The majority of patients (66%) had experienced symptoms of exertional dyspnoea and/or cough for >12 months (table 2). Few patients (9%) had symptoms for <6 months, whilst 40% had symptoms for >24 months. Over the 6 years, we have not observed any change in the proportion of patients presenting earlier (p>0.05). At presentation, mean±sd % predicted FVC was 78.2±18.3%, median 76.2% (IQR 22.4%) and TLCO 48.4±16.0, median 47.5 (IQR 20.1). Serial data show little change in FVC, but there is a trend towards lower gas transfer at initial presentation, which was not statistically significant (p>0.05) (table 3 and supplementary table S2). At time of enrolment to the Registry, the distribution of GAP stage was I (35%), II (55%) and III (10%). As shown in table 1, we have observed a decrease in the proportion of patients in GAP stage I (45% in 2013 compared to 30% in 2019) and an increase in those in GAP stage II (48% in 2013 compared to 64% in 2019). Where oxygen saturation at rest (on room air) was recorded, 3% of patients had oxygen saturation measured by pulse oximetry <88%, 28% of patients had 88–94% and 69% of patients had ≥95% (data not shown). Although 74% of patients felt able to perform a 6MWT, only about a third of patients (638/1812) completed the investigation at baseline. Of those who completed the 6MWT, 327 individuals walked ≥300 m, whilst 147 patients walked <150 m (data not shown).

TABLE 2

Symptom duration

Year	<6 months	6–12 months	12–24 months	>24 months	No symptoms	Not known
Unknown	40 (21)	13 (7)	6 (3)	25 (13)	6 (3)	11 (6)
2013	15 (24)	20 (32)	26 (41)	34 (54)	1 (2)	4 (6)
2014	9 (32)	15 (53)	27 (96)	46 (163)	1 (2)	3 (10)
2015	8 (32)	22 (89)	22 (90)	44 (180)	2 (6)	4 (16)
2016	8 (27)	25 (79)	22 (71)	38 (122)	4 (13)	3 (10)
2017	8 (31)	24 (89)	21 (80)	43 (161)	2 (6)	3 (11)
2018	6 (28)	22 (97)	25 (110)	39 (172)	3 (11)	5 (23)
2019 (to 31 October 2019)	11 (21)#	26 (50)#	24 (47)#	34 (66)#	0 (0)#	6 (12)

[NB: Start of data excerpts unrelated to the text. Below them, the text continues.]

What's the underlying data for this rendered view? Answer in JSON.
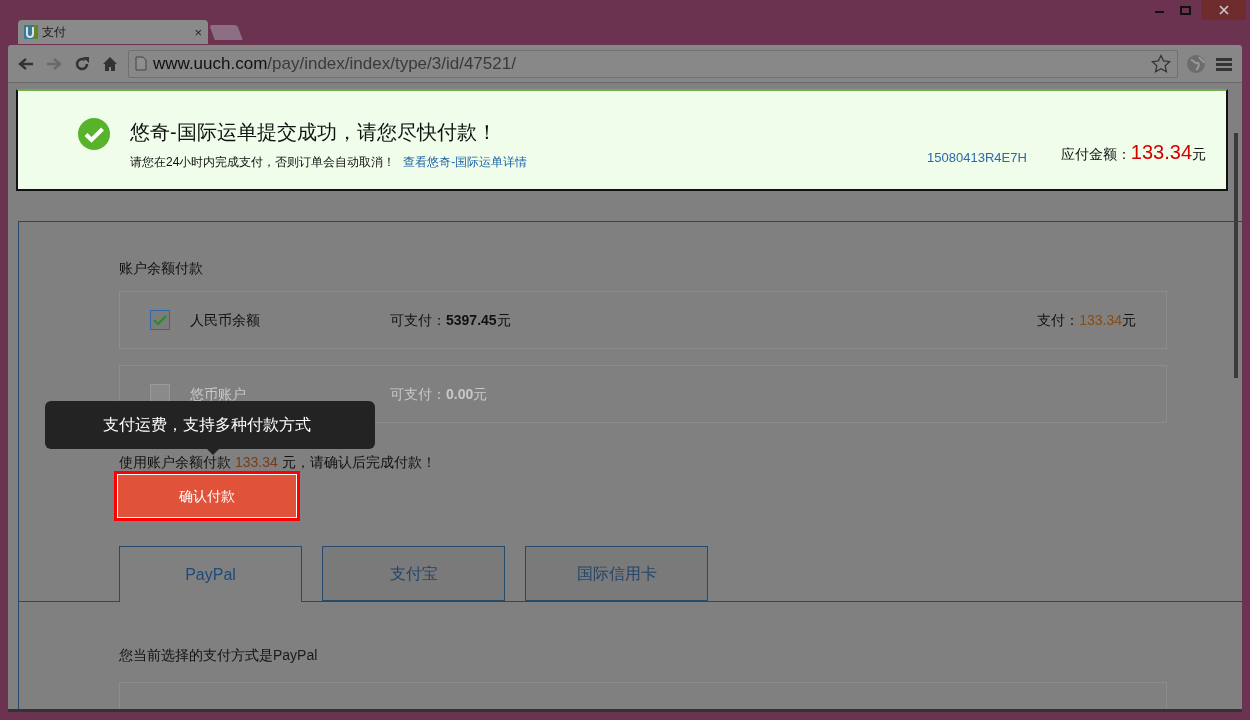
{
  "browser": {
    "tab_title": "支付",
    "tab_close": "×",
    "url_host": "www.uuch.com",
    "url_path": "/pay/index/index/type/3/id/47521/"
  },
  "banner": {
    "title": "悠奇-国际运单提交成功，请您尽快付款！",
    "notice": "请您在24小时内完成支付，否则订单会自动取消！",
    "detail_link": "查看悠奇-国际运单详情",
    "order_no": "15080413R4E7H",
    "amount_label": "应付金额：",
    "amount": "133.34",
    "currency": "元"
  },
  "balance": {
    "heading": "账户余额付款",
    "accounts": [
      {
        "name": "人民币余额",
        "checked": true,
        "disabled": false,
        "available_label": "可支付：",
        "available": "5397.45",
        "currency": "元",
        "pay_label": "支付：",
        "pay": "133.34",
        "pay_currency": "元"
      },
      {
        "name": "悠币账户",
        "checked": false,
        "disabled": true,
        "available_label": "可支付：",
        "available": "0.00",
        "currency": "元"
      }
    ],
    "confirm_prefix": "使用账户余额付款 ",
    "confirm_amount": "133.34",
    "confirm_suffix": " 元，请确认后完成付款！",
    "confirm_button": "确认付款"
  },
  "tooltip": "支付运费，支持多种付款方式",
  "methods": {
    "tabs": [
      {
        "label": "PayPal",
        "selected": true
      },
      {
        "label": "支付宝",
        "selected": false
      },
      {
        "label": "国际信用卡",
        "selected": false
      }
    ],
    "current_label": "您当前选择的支付方式是",
    "current_value": "PayPal"
  }
}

Data are presented as % (n). #: p>0.05 comparing the results by year for each symptom duration was calculated using the two-way ANOVA with Bonferroni correction; cases where the year of presentation was unknown were excluded.

TABLE 3

Proportion of patients with lung function based upon forced vital capacity (FVC) and transfer factor of the lung for carbon monoxide (TLCO)

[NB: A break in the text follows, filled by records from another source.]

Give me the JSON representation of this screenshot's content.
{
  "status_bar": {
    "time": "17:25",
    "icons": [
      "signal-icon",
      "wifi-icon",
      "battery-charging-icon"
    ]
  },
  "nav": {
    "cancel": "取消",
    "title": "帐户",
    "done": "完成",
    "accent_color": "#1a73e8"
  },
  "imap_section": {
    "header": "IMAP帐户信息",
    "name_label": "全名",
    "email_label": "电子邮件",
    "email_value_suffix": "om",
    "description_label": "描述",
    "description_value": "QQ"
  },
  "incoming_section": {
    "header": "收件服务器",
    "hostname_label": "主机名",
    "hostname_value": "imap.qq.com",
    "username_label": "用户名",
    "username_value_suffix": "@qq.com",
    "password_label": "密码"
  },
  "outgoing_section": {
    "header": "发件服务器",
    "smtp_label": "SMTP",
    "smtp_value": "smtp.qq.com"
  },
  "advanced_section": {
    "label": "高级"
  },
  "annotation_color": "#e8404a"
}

Year	FVC <50% pred	FVC 50–80% pred	FVC >80% pred	TLCO <36% pred	TLCO 36–55% pred	TLCO >55% pred
Unknown	2 (1)	64 (30)	34 (16)	8 (4)	48 (23)	44 (21)
2013	5 (7)	52 (73)	41 (58)	15 (19)	52 (65)	32 (40)
2014	4 (10)	60 (165)	37 (101)	25 (59)	47 (109)	28 (65)
2015	5 (17)	50 (173)	45 (154)	25 (68)	46 (124)	29 (78)
2016	2 (5)	64 (178)	35 (97)	18 (40)	55 (121)	28 (61)
2017	4 (11)	56 (149)	39 (103)	19 (37)	52 (103)	29 (57)
2018	2 (6)	60 (198)	38 (125)	27 (62)	42 (98)	32 (74)
2019 (to 31 October 2019)	1 (1)#	64 (53)#	35 (29)#	23 (16)¶	54 (38)¶	24 (17)¶

Data are presented as % (n). #: p>0.05 comparing the results by year for % predicted FVC distribution was calculated using the two-way ANOVA with Bonferroni correction; cases where the year of presentation was unknown were excluded. ¶: p>0.05 comparing the results by year for % predicted TLCO was calculated using the two-way ANOVA with Bonferroni correction; cases where the year of presentation was unknown were excluded.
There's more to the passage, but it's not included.